Веселые, освещенные пламенем костра лица, песни, сменяющие одна другую – «Широка – а страна моя родная…», «Солнечный круг, небо вокруг…». Это было просто здорово и незабываемо. Из лагеря ребята разъедутся во все концы нашей необъятной Родины, но они навсегда увезут с собой воспоминания о море, тепло пионерского костра и верность пионерской дружбы.
На утро, прощаясь, Марина Усова протянула мне альбом:
– Это вам, на память.
Открыв альбом, на первой странице увидела свой карандашный портрет – сходство было несомненное, сзади – фон – море с купающимися фигурками. На следующей странице – уменьшенный вариант её рисунка на обще лагерный конкурс к родительскому дню – «Миру – мир!» – девочка, бегущая по земному шару, выпуская из рук голубя.
– Спасибо. Надеюсь увидеть тебя в Ленинграде в Мухинском.
– Жизнь покажет.
За Сеней Сажиным приехала бабушка – востроносая, сухая старуха с колючими глазами.
– Ты всё проверил? Ничего не забыл? Ничего своего нельзя оставлять.
– Бабушка, можно я с вожатыми попрощаюсь?
– У тебя что – времени до этого не было?
– Ну, пожалуйста, – умоляюще протянул Сеня.
Увидев, что я краем глаза наблюдаю за ними, слышу их разговор, она нехотя произнесла:
– Иди, иди, прощайся.
Сеня подошёл ко мне и потихоньку, чтобы не видела бабушка, сунул мне в руку свернутую бумажку.

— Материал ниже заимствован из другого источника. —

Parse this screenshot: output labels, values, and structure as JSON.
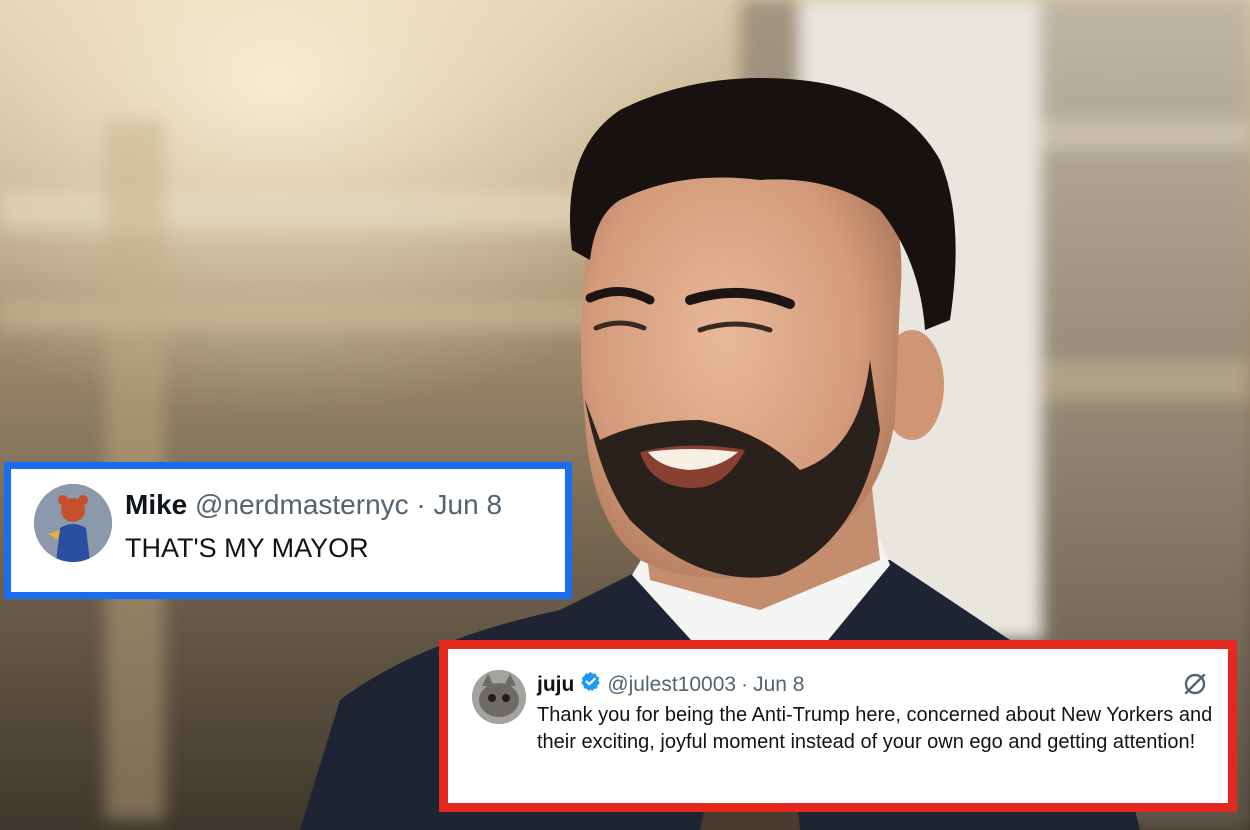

– Там адрес моей соседки, напишите мне, пожалуйста, по этому адресу.
Я потрепала его по пепельным волосам, улыбнулась и тихо произнесла:
– Обязательно напишу.
Вот так и разъехались все наши воспитанники. Остался пустой лагерь. Грустно. Мы с Зиной пробудем здесь ещё пару дней. Надо сдать постельное бельё, инвентарь. Лето кончилось. Прошлась по пустынным аллеям. Глядя на опустевшие корпуса, в голову забрела мысль:
– Учитывая климат Кабардинки, очень нецелесообразно на девять месяцев оставлять без использования этот лагерь. Пусть в наших палатках нельзя жить зимой, но в остальных корпусах дети могут находиться круглогодично. Совмещать отдых с учёбой и лечением.
Пошла с этой мыслью к начальнику лагеря.
Савва Гордеевич, внимательно выслушав меня, сказал:
– Задумка хорошая, но с ней надо выходить на другой уровень. Надо или в райком партии обращаться или в администрацию. Есть у тебя на это время? Сможешь этим заняться?

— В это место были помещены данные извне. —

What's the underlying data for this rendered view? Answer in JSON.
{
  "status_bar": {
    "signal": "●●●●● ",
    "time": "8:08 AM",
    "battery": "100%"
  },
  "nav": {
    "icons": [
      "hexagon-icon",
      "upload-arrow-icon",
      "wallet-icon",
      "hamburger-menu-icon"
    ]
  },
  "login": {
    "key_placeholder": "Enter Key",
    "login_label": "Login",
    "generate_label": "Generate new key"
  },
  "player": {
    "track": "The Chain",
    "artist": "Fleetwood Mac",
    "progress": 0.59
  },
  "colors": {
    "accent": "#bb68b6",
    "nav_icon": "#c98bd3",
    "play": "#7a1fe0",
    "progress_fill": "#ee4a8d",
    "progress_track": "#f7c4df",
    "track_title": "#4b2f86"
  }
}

– Я думала, эти вопросы вы решаете.
– Нет, голуба моя, этими вопросами занимаются там, – он поднял толстый, как сосиска, указательный палец вверх.

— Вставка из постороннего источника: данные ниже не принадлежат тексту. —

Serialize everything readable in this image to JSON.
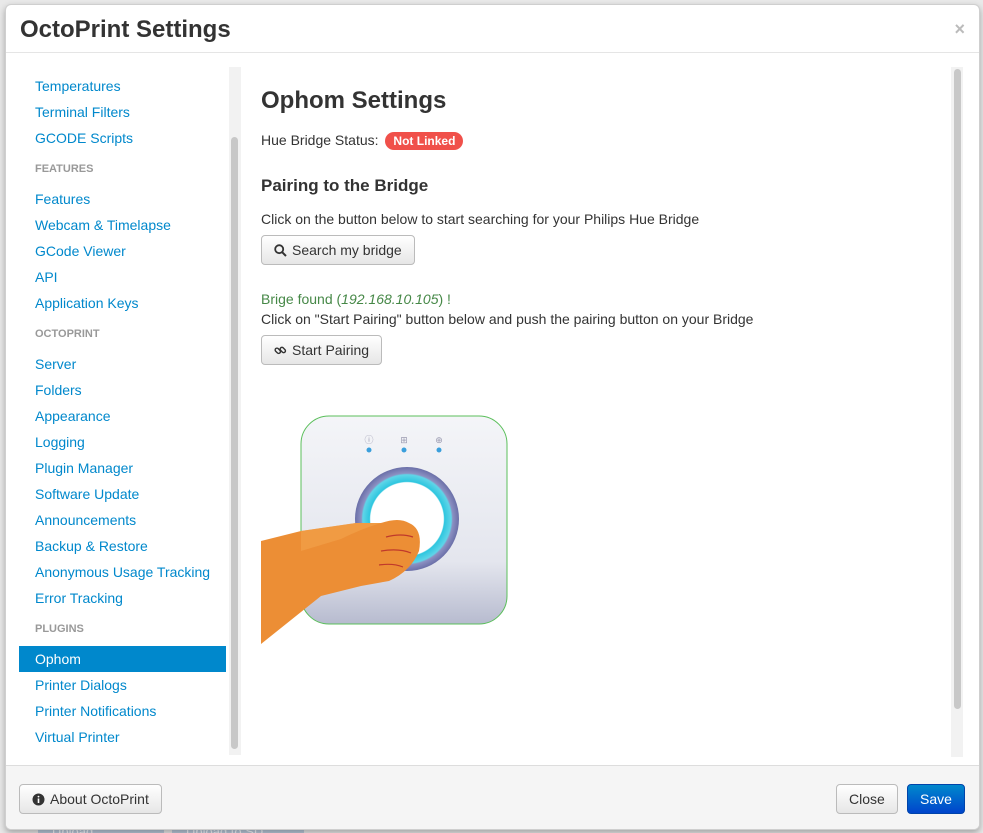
{
  "modal": {
    "title": "OctoPrint Settings",
    "close_glyph": "×"
  },
  "background": {
    "upload_label": "Upload",
    "upload_sd_label": "Upload to SD"
  },
  "sidebar": {
    "items": [
      {
        "label": "Temperatures"
      },
      {
        "label": "Terminal Filters"
      },
      {
        "label": "GCODE Scripts"
      },
      {
        "header": "FEATURES"
      },
      {
        "label": "Features"
      },
      {
        "label": "Webcam & Timelapse"
      },
      {
        "label": "GCode Viewer"
      },
      {
        "label": "API"
      },
      {
        "label": "Application Keys"
      },
      {
        "header": "OCTOPRINT"
      },
      {
        "label": "Server"
      },
      {
        "label": "Folders"
      },
      {
        "label": "Appearance"
      },
      {
        "label": "Logging"
      },
      {
        "label": "Plugin Manager"
      },
      {
        "label": "Software Update"
      },
      {
        "label": "Announcements"
      },
      {
        "label": "Backup & Restore"
      },
      {
        "label": "Anonymous Usage Tracking"
      },
      {
        "label": "Error Tracking"
      },
      {
        "header": "PLUGINS"
      },
      {
        "label": "Ophom",
        "active": true
      },
      {
        "label": "Printer Dialogs"
      },
      {
        "label": "Printer Notifications"
      },
      {
        "label": "Virtual Printer"
      }
    ]
  },
  "content": {
    "title": "Ophom Settings",
    "status_label": "Hue Bridge Status:",
    "status_badge": "Not Linked",
    "section_title": "Pairing to the Bridge",
    "search_hint": "Click on the button below to start searching for your Philips Hue Bridge",
    "search_button": "Search my bridge",
    "found_prefix": "Brige found (",
    "found_ip": "192.168.10.105",
    "found_suffix": ") !",
    "pairing_hint": "Click on \"Start Pairing\" button below and push the pairing button on your Bridge",
    "pairing_button": "Start Pairing"
  },
  "footer": {
    "about_button": "About OctoPrint",
    "close_button": "Close",
    "save_button": "Save"
  },
  "colors": {
    "link": "#0088cc",
    "badge_danger": "#f0504a",
    "success_text": "#468847",
    "primary_button": "#0088cc"
  },
  "icons": {
    "search": "search-icon",
    "link": "link-icon",
    "info": "info-circle-icon",
    "close": "close-icon"
  }
}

– Мы с тобой мелкие сошки. Меня вот прислали сюда с РОНО на лето и всё. Я учитель истории, директор школы. Эти вопросы партия решать должна. Как скажет – так и будет.
На этом разговор закончился.
После окончания смены до отъезда в Ленинград пару дней поживу у Зины в доме её родителей – Кондрата Иннокентьевича и Анисьи Федотовны. Люди они радушные, гостей любят. Анисью Федотовну я знаю по лагерю как замечательного повара и прекрасного доброго человека. В Зининой комнате мне поставили раскладушку, несмотря на мои протесты и желание спать в саду на свежем воздухе.
– Хоть комаров сейчас почти нет, да мало ли какая мошка ночью укусит. Нет, девонька моя, спать надо в доме, и не вздумай со мной спорить, – ласково сказала мне Анисья Федотовна.
Пришлось согласиться.
С билетами беда. Отдыхающие к учебному году стараются возвратиться по месту учёбы и работы. И если, чтобы приехать к родителям мне пришлось отстоять в очереди за билетом почти восемь часов, то сейчас на всех кассах висят объявления: «Билетов нет». С этим ничего не поделаешь. Зине Кондрат Иннокентьевич через знакомых достал билет на самолет. Но он смог купить только один билет.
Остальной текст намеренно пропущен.